Chino police grateful for arrest of AK-47 Bandit suspect, who allegedly shot officer

CHINO, Calif. (KABC) -- Among law enforcement agencies celebrating the arrest of the alleged AK-47 Bandit, one of the most satisfied was the Chino Police Department, which went through the ordeal of having an officer seriously wounded in a shootout with the suspect five years ago.

Chino Police Chief Karen Comstock said news that the suspect, now identified as Richard Lee Gathercole, 39, of Roundup, Montana, was identified and arrested "was one of the happiest days of my career."

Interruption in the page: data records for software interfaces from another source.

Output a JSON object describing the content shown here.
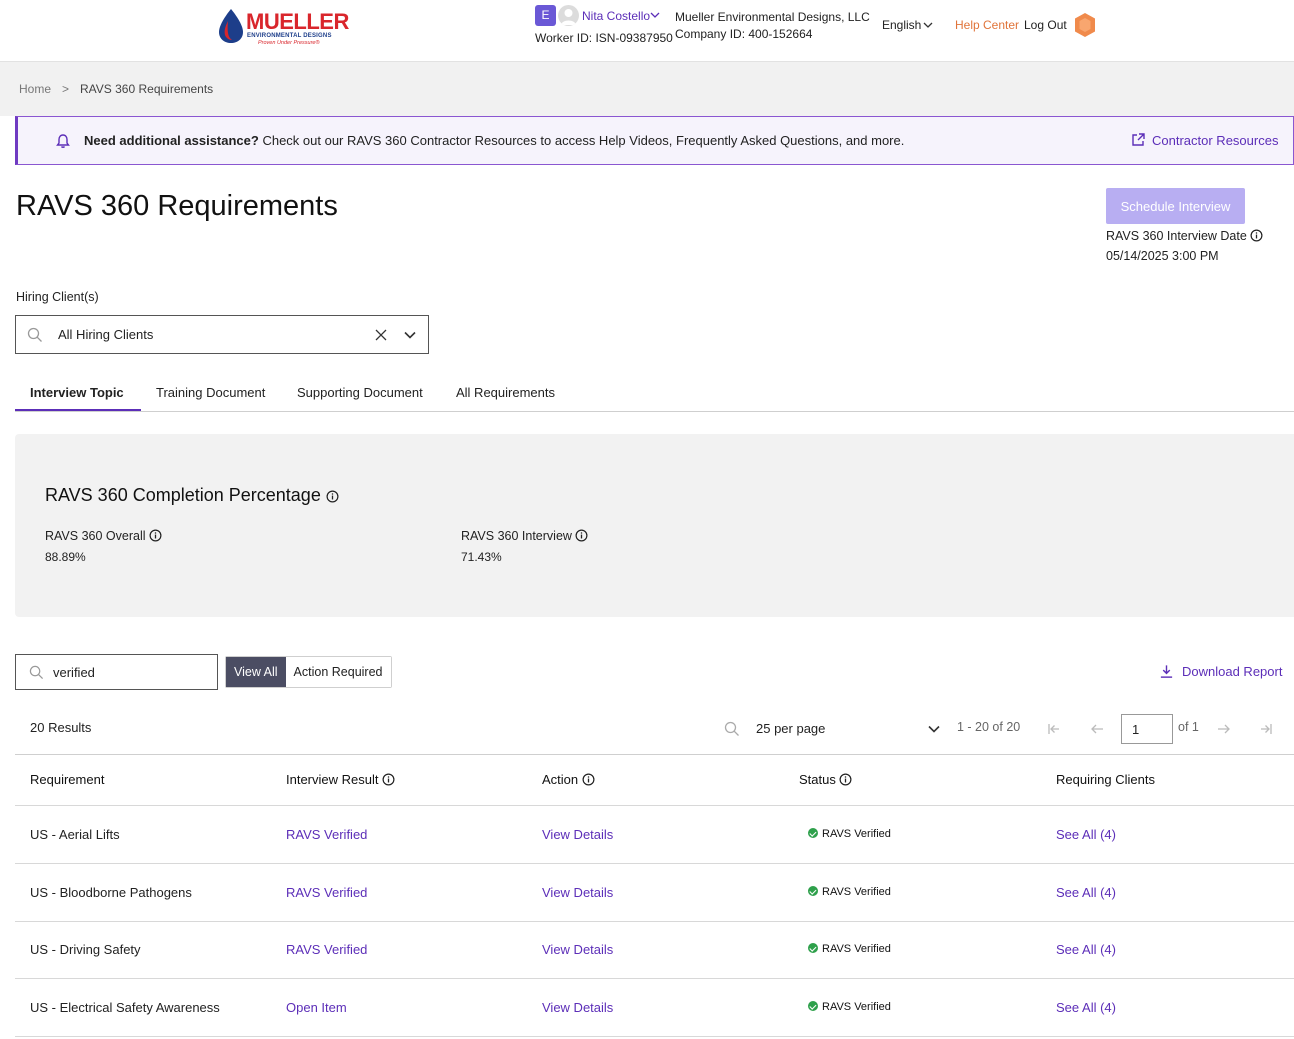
{
  "header": {
    "logo": {
      "title": "MUELLER",
      "subtitle": "ENVIRONMENTAL DESIGNS",
      "tagline": "Proven Under Pressure®"
    },
    "user": {
      "initial": "E",
      "name": "Nita Costello",
      "worker_id": "Worker ID: ISN-09387950"
    },
    "company": {
      "name": "Mueller Environmental Designs, LLC",
      "id": "Company ID: 400-152664"
    },
    "language": "English",
    "help_center": "Help Center",
    "logout": "Log Out"
  },
  "breadcrumb": {
    "home": "Home",
    "separator": ">",
    "current": "RAVS 360 Requirements"
  },
  "banner": {
    "bold": "Need additional assistance?",
    "text": " Check out our RAVS 360 Contractor Resources to access Help Videos, Frequently Asked Questions, and more.",
    "link": "Contractor Resources"
  },
  "page": {
    "title": "RAVS 360 Requirements",
    "schedule_button": "Schedule Interview",
    "interview_date_label": "RAVS 360 Interview Date",
    "interview_date_value": "05/14/2025 3:00 PM"
  },
  "hiring_client": {
    "label": "Hiring Client(s)",
    "value": "All Hiring Clients"
  },
  "tabs": [
    {
      "label": "Interview Topic",
      "active": true
    },
    {
      "label": "Training Document",
      "active": false
    },
    {
      "label": "Supporting Document",
      "active": false
    },
    {
      "label": "All Requirements",
      "active": false
    }
  ],
  "completion": {
    "title": "RAVS 360 Completion Percentage",
    "overall_label": "RAVS 360 Overall",
    "overall_value": "88.89%",
    "interview_label": "RAVS 360 Interview",
    "interview_value": "71.43%"
  },
  "filters": {
    "search_value": "verified",
    "view_all": "View All",
    "action_required": "Action Required",
    "download": "Download Report"
  },
  "pagination": {
    "results": "20 Results",
    "per_page": "25 per page",
    "range": "1 - 20 of 20",
    "page": "1",
    "of": "of 1"
  },
  "table": {
    "headers": {
      "requirement": "Requirement",
      "interview_result": "Interview Result",
      "action": "Action",
      "status": "Status",
      "requiring_clients": "Requiring Clients"
    },
    "rows": [
      {
        "requirement": "US - Aerial Lifts",
        "result": "RAVS Verified",
        "action": "View Details",
        "status": "RAVS Verified",
        "clients": "See All (4)"
      },
      {
        "requirement": "US - Bloodborne Pathogens",
        "result": "RAVS Verified",
        "action": "View Details",
        "status": "RAVS Verified",
        "clients": "See All (4)"
      },
      {
        "requirement": "US - Driving Safety",
        "result": "RAVS Verified",
        "action": "View Details",
        "status": "RAVS Verified",
        "clients": "See All (4)"
      },
      {
        "requirement": "US - Electrical Safety Awareness",
        "result": "Open Item",
        "action": "View Details",
        "status": "RAVS Verified",
        "clients": "See All (4)"
      }
    ]
  }
}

The officer who was shot after that bank robbery on Feb. 29, 2012, has since recovered and is back on the force. But the shooting also left emotional scars.

"He's had a recovery from his injuries and has returned to full duty," Comstock said. "But this has been very emotionally impactful both professionally and personally to him and his family."

Investigators say Gathercole robbed banks, while armed with an assault rifle, in California, Washington, Idaho, Nebraska and Iowa.

He was arrested on June 19 after a Kansas state trooper tried to make a traffic stop. Authorities say he fired at the trooper with an assault rifle. He fled but was later arrested in Nebraska.

Police say he had a bulletproof vest, an AK-47 and a mask in his car. They also searched his home in Montana and say they found more evidence, including improvised explosive devices.

"The AK- 47 Bandit was public enemy No. 1 in terms of bank robbers," said Stephen Woolery, the FBI's special agent in charge of the Los Angeles office.

Authorities said one of the actions that helped link the Kansas suspect to the AK-47 Bandit robberies was when Gathercole called his mother from jail on a recorded line and told her to "get all the guns out" of the house.

While Gathercole is potentially facing charges in multiple states, San Bernardino County District Attorney Mike Ramos hopes to have him extradited to Southern California for attempted murder of a police officer, a charge that alone could net him 40 years to life in prison if convicted.

"He will never ever be able to target another peace officer as long as we keep this person in custody," Ramos said. "That's going to be our goal."